Unanswered questions about data use
Google says it will not use Fitbit health and wellness data for its ads, but that doesn’t address other important questions about how Google will handle Fitbit users’ data privacy. Could your Fitbit data be used to say, influence your Google search results? Or to suggest restaurants in your neighborhood? To build new health products? To make calendar invite suggestions?
This could prove troubling to the 25 million active users of Fitbit whose personal data is now in the hands of one of the world’s largest and most powerful tech companies. Fitbit tracks very personal metrics, like your exercise, food, weight, sleep. On its own, that data provides some meaningful information about a person’s private life. And at least with Fitbit, many consumers weren’t too worried about sharing that information. But if that data is also connected to the broader set of information Google tracks — what you search for online, what emails you send, where you go — that could present a pretty comprehensive profile of a person’s existence.
Google acknowledged this potential consumer anxiety in its blog post on the announcement, focusing a significant chunk of the relatively brief statement on trying to ensure the public that it will safeguard people’s Fitbit data.
“When you use our products, you’re trusting Google with your information. We understand this is a big responsibility and we work hard to protect your information, put you in control and give you transparency about your data.

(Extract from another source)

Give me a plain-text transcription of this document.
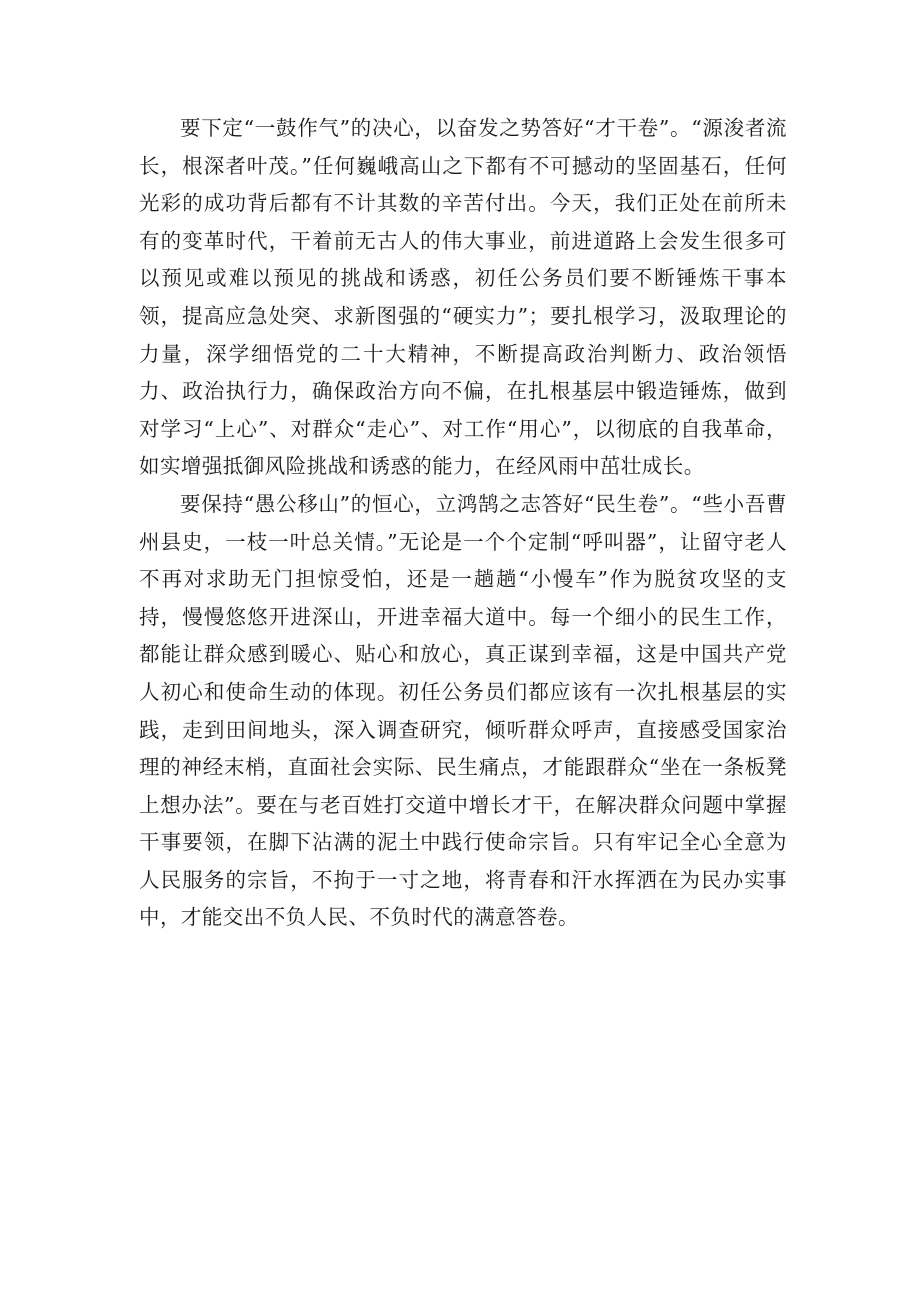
要下定“一鼓作气”的决心，以奋发之势答好“才干卷”。“源浚者流长，根深者叶茂。”任何巍峨高山之下都有不可撼动的坚固基石，任何光彩的成功背后都有不计其数的辛苦付出。今天，我们正处在前所未有的变革时代，干着前无古人的伟大事业，前进道路上会发生很多可以预见或难以预见的挑战和诱惑，初任公务员们要不断锤炼干事本领，提高应急处突、求新图强的“硬实力”；要扎根学习，汲取理论的力量，深学细悟党的二十大精神，不断提高政治判断力、政治领悟力、政治执行力，确保政治方向不偏，在扎根基层中锻造锤炼，做到对学习“上心”、对群众“走心”、对工作“用心”，以彻底的自我革命，如实增强抵御风险挑战和诱惑的能力，在经风雨中茁壮成长。

要保持“愚公移山”的恒心，立鸿鹄之志答好“民生卷”。“些小吾曹州县史，一枝一叶总关情。”无论是一个个定制“呼叫器”，让留守老人不再对求助无门担惊受怕，还是一趟趟“小慢车”作为脱贫攻坚的支持，慢慢悠悠开进深山，开进幸福大道中。每一个细小的民生工作，都能让群众感到暖心、贴心和放心，真正谋到幸福，这是中国共产党人初心和使命生动的体现。初任公务员们都应该有一次扎根基层的实践，走到田间地头，深入调查研究，倾听群众呼声，直接感受国家治理的神经末梢，直面社会实际、民生痛点，才能跟群众“坐在一条板凳上想办法”。要在与老百姓打交道中增长才干，在解决群众问题中掌握干事要领，在脚下沾满的泥土中践行使命宗旨。只有牢记全心全意为人民服务的宗旨，不拘于一寸之地，将青春和汗水挥洒在为民办实事中，才能交出不负人民、不负时代的满意答卷。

Similar to our other products, with wearables, we will be transparent about the data we collect and why,” Google wrote.
A Google spokesperson responded to a request for comment about privacy concerns with a message that mirrored the blog post, saying that the company will “empower Fitbit users to review, move, and delete their data” and that it will provide tools for them to do so.
Still, the company will need to earn users’ trust — particularly after the company’s Google+ privacy breach affecting hundreds of thousands of users, which it did not initially disclose (and ended up contributing to the shuttering of the social platform).
How this affects the government’s antitrust investigation into Google
Fitbit is just Google’s latest multi-billion dollar acquisition. This summer, it acquired data analytics company Looker for $2.6 billion.
Google parent company Alphabet is already under scrutiny from federal and state regulators for potential antitrust violations. These investigations are centered on the company’s search and ad dominance, but acquisitions of all stripes could add to criticism.
Senator and presidential candidate Elizabeth Warren, who is also popular among Google’s rank and file, has proposed breaking up Google and rolling back many of its acquisitions, including Nest, Waze, and DoubleClick.
Warren sees these mergers as anticompetitive.
“Unwinding these mergers will promote healthy competition in the market — which will put pressure on big tech companies to be more responsive to user concerns, including about privacy,” Warren said in a blog post on breaking up big tech.
“This absolutely strengthens the idea that Google is using its dominant position to make its way into every possible industry that relates to data and newer methods for pushing advertising,” Daniel Hanley, a policy analyst with the Open Markets Institute, told Recode. “The biggest problem would be to understand and know the extent to which they use the data gathered from Fitbit and how they will integrate that into other existing Google services.”
Google is using a common refrain among giant tech companies by arguing that the acquisition will ultimately benefit consumers, if not their competition.
Regarding antitrust scrutiny, Google told Recode, “[W]e’re confident that this deal will be good for consumers and are happy to engage with regulators to address any questions they may have.”